Parecchie di noi – non più giovanissime – avevano naturalmente mondi segreti e già intime ferite.

Le suore erano discrete, non badavano alle nostre idee ed a me, non credente, non fu mai chiesto di andare a messa. Bisognava, certo, rientrare in orario ed era presto, ma avevo scelto di stare in un istituto e quindi ne rispettavo le regole.
Un giorno tornando da scuola a suor Betty, la più anziana che stava all’entrata, infilai l’ago e lei mi ringraziò esclamando “Ti ha inviata il Signore!”. “Non per così poco, suor Betty!”, dissi io, pensando alla mia vecchia madre che avevo lasciato a Cortale e che sempre si faceva aiutare con cruna e filo.

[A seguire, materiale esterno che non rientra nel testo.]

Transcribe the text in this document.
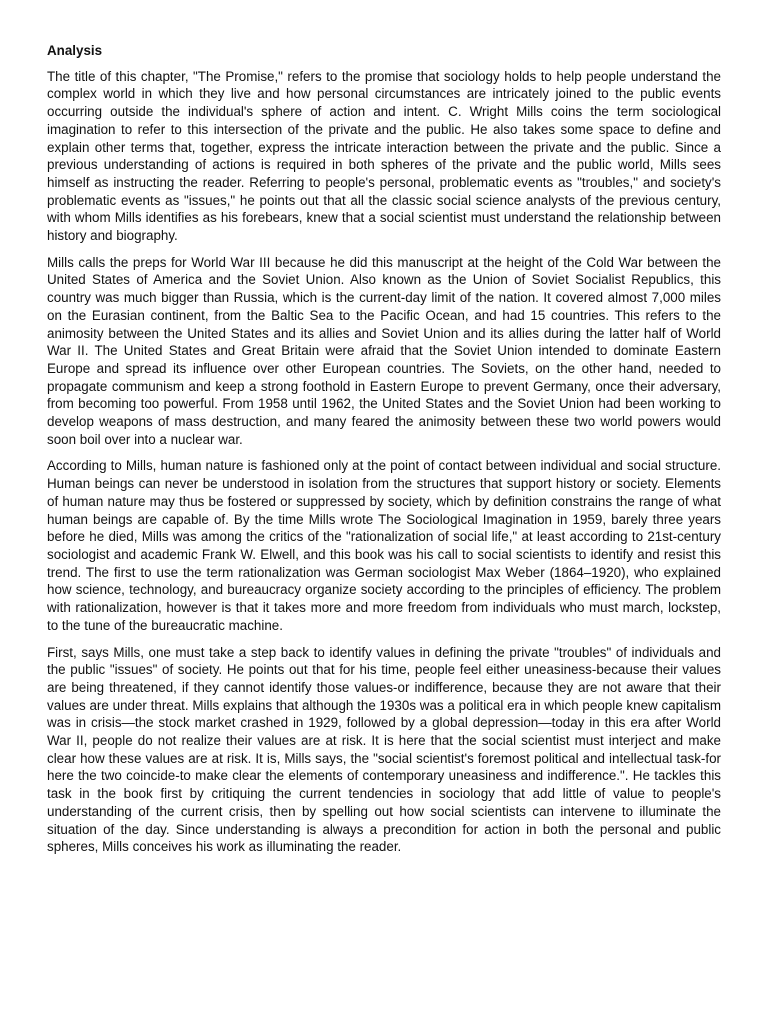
Analysis

The title of this chapter, "The Promise," refers to the promise that sociology holds to help people understand the complex world in which they live and how personal circumstances are intricately joined to the public events occurring outside the individual's sphere of action and intent. C. Wright Mills coins the term sociological imagination to refer to this intersection of the private and the public. He also takes some space to define and explain other terms that, together, express the intricate interaction between the private and the public. Since a previous understanding of actions is required in both spheres of the private and the public world, Mills sees himself as instructing the reader. Referring to people's personal, problematic events as "troubles," and society's problematic events as "issues," he points out that all the classic social science analysts of the previous century, with whom Mills identifies as his forebears, knew that a social scientist must understand the relationship between history and biography.

Mills calls the preps for World War III because he did this manuscript at the height of the Cold War between the United States of America and the Soviet Union. Also known as the Union of Soviet Socialist Republics, this country was much bigger than Russia, which is the current-day limit of the nation. It covered almost 7,000 miles on the Eurasian continent, from the Baltic Sea to the Pacific Ocean, and had 15 countries. This refers to the animosity between the United States and its allies and Soviet Union and its allies during the latter half of World War II. The United States and Great Britain were afraid that the Soviet Union intended to dominate Eastern Europe and spread its influence over other European countries. The Soviets, on the other hand, needed to propagate communism and keep a strong foothold in Eastern Europe to prevent Germany, once their adversary, from becoming too powerful. From 1958 until 1962, the United States and the Soviet Union had been working to develop weapons of mass destruction, and many feared the animosity between these two world powers would soon boil over into a nuclear war.

According to Mills, human nature is fashioned only at the point of contact between individual and social structure. Human beings can never be understood in isolation from the structures that support history or society. Elements of human nature may thus be fostered or suppressed by society, which by definition constrains the range of what human beings are capable of. By the time Mills wrote The Sociological Imagination in 1959, barely three years before he died, Mills was among the critics of the "rationalization of social life," at least according to 21st-century sociologist and academic Frank W. Elwell, and this book was his call to social scientists to identify and resist this trend. The first to use the term rationalization was German sociologist Max Weber (1864–1920), who explained how science, technology, and bureaucracy organize society according to the principles of efficiency. The problem with rationalization, however is that it takes more and more freedom from individuals who must march, lockstep, to the tune of the bureaucratic machine.

First, says Mills, one must take a step back to identify values in defining the private "troubles" of individuals and the public "issues" of society. He points out that for his time, people feel either uneasiness-because their values are being threatened, if they cannot identify those values-or indifference, because they are not aware that their values are under threat. Mills explains that although the 1930s was a political era in which people knew capitalism was in crisis—the stock market crashed in 1929, followed by a global depression—today in this era after World War II, people do not realize their values are at risk. It is here that the social scientist must interject and make clear how these values are at risk. It is, Mills says, the "social scientist's foremost political and intellectual task-for here the two coincide-to make clear the elements of contemporary uneasiness and indifference.". He tackles this task in the book first by critiquing the current tendencies in sociology that add little of value to people's understanding of the current crisis, then by spelling out how social scientists can intervene to illuminate the situation of the day. Since understanding is always a precondition for action in both the personal and public spheres, Mills conceives his work as illuminating the reader.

Nella camera accanto, sul lato dov’era il mio letto, dormiva Rita che veniva dalla Campania.
Le stanze erano separate solo da un pannello di compensato: il buon cuore cattolico – è noto – è sensibile al guadagno. Tra la fine degli anni Ottanta e l’inizio dei Novanta, per due metri di spazio da spartire con un’altra persona, pagavamo infatti più di quattrocentomila lire. Ma si poteva soggiornare soltanto il tempo della supplenza evitando un affitto mensile che non avremmo potuto affrontare con un lavoro precario, il posto era sicuro, era al centro, ben servito dagli autobus: tutti vantaggi per delle lavoratrici non residenti e, diciamo così, stagionali.

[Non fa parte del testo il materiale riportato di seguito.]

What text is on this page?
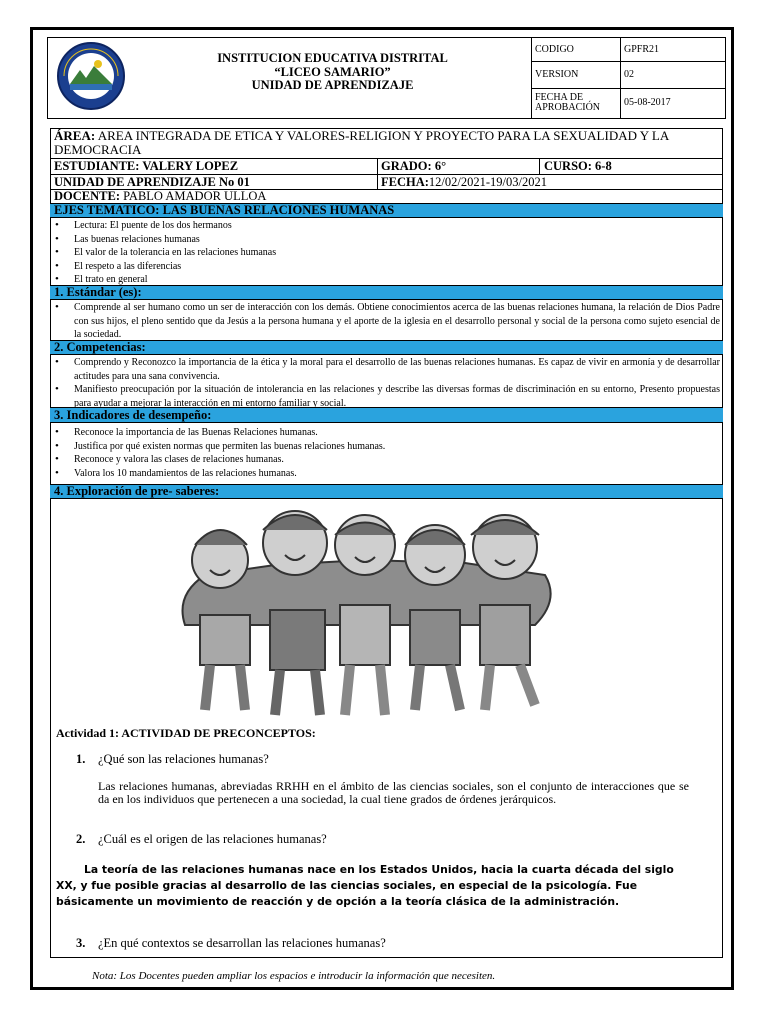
INSTITUCION EDUCATIVA DISTRITAL
“LICEO SAMARIO”
UNIDAD DE APRENDIZAJE
CODIGO	GPFR21
VERSION	02
FECHA DE APROBACIÓN	05-08-2017
ÁREA: AREA INTEGRADA DE ETICA Y VALORES-RELIGION Y PROYECTO PARA LA SEXUALIDAD Y LA DEMOCRACIA
ESTUDIANTE: VALERY LOPEZ	GRADO: 6°	CURSO: 6-8
UNIDAD DE APRENDIZAJE No 01	FECHA:12/02/2021-19/03/2021
DOCENTE: PABLO AMADOR ULLOA
EJES TEMATICO: LAS BUENAS RELACIONES HUMANAS
• Lectura: El puente de los dos hermanos
• Las buenas relaciones humanas
• El valor de la tolerancia en las relaciones humanas
• El respeto a las diferencias
• El trato en general
1. Estándar (es):
• Comprende al ser humano como un ser de interacción con los demás. Obtiene conocimientos acerca de las buenas relaciones humana, la relación de Dios Padre con sus hijos, el pleno sentido que da Jesús a la persona humana y el aporte de la iglesia en el desarrollo personal y social de la persona como sujeto esencial de la sociedad.
2. Competencias:
• Comprendo y Reconozco la importancia de la ética y la moral para el desarrollo de las buenas relaciones humanas. Es capaz de vivir en armonía y de desarrollar actitudes para una sana convivencia.
• Manifiesto preocupación por la situación de intolerancia en las relaciones y describe las diversas formas de discriminación en su entorno, Presento propuestas para ayudar a mejorar la interacción en mi entorno familiar y social.
3. Indicadores de desempeño:
• Reconoce la importancia de las Buenas Relaciones humanas.
• Justifica por qué existen normas que permiten las buenas relaciones humanas.
• Reconoce y valora las clases de relaciones humanas.
• Valora los 10 mandamientos de las relaciones humanas.
4. Exploración de pre- saberes:
Actividad 1: ACTIVIDAD DE PRECONCEPTOS:
1. ¿Qué son las relaciones humanas?
Las relaciones humanas, abreviadas RRHH en el ámbito de las ciencias sociales, son el conjunto de interacciones que se da en los individuos que pertenecen a una sociedad, la cual tiene grados de órdenes jerárquicos.
2. ¿Cuál es el origen de las relaciones humanas?
La teoría de las relaciones humanas nace en los Estados Unidos, hacia la cuarta década del siglo XX, y fue posible gracias al desarrollo de las ciencias sociales, en especial de la psicología. Fue básicamente un movimiento de reacción y de opción a la teoría clásica de la administración.
3. ¿En qué contextos se desarrollan las relaciones humanas?
Nota: Los Docentes pueden ampliar los espacios e introducir la información que necesiten.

Quando la sveglia di Rita al mattino suonava, anch’io la sentivo e insieme sentivo guarire ogni mia sofferenza per la lontananza da casa o per la durezza di un’occupazione precaria. Avvertivo di essere inserita nel ritmo collettivo del lavoro e ciò mi dava forza. In tutta Italia – pensavo – le persone che devono guadagnarsi da vivere in questo momento si alzano e affrontano la giornata.
Il pomeriggio, Rita – come me – preparava la lezione o correggeva i compiti.
Ogni tanto smettevamo e andavamo nella stanza dell’altra per chiacchierare.

A volte dal frigo scompariva qualcosa e la lunga fila al bagno non era piacevole. A me ciò comportava levatacce ma sono mattiniera, come ogni contadina che si rispetti.
Ci confrontavamo, però, sul modo di valutare lo scritto di un alunno o sulle domande da fare per partecipare ai concorsi o, semplicemente, su come raggiungere un paese della Val d’Intelvi in cui c’era una nuova supplenza per noi. È stato il mio periodo di vissuta sorellanza.

Incoraggiavamo ovviamente chi accettava una lunga permanenza a Premana, un centro ameno dove a causa della neve bisognava soggiornare e perciò separarsi dai nuovi amici e lasciare le attrattive della città. Non era indolore il tenersi lontane dalla pratica dei favoritismi! Nel mio caso ( in Calabria avevo rifiutato la raccomandazione addirittura offertami ) implicò la distanza da mia madre nei suoi ultimi anni e – soprattutto – la consapevolezza che anche lei pagasse un costo e soffrisse.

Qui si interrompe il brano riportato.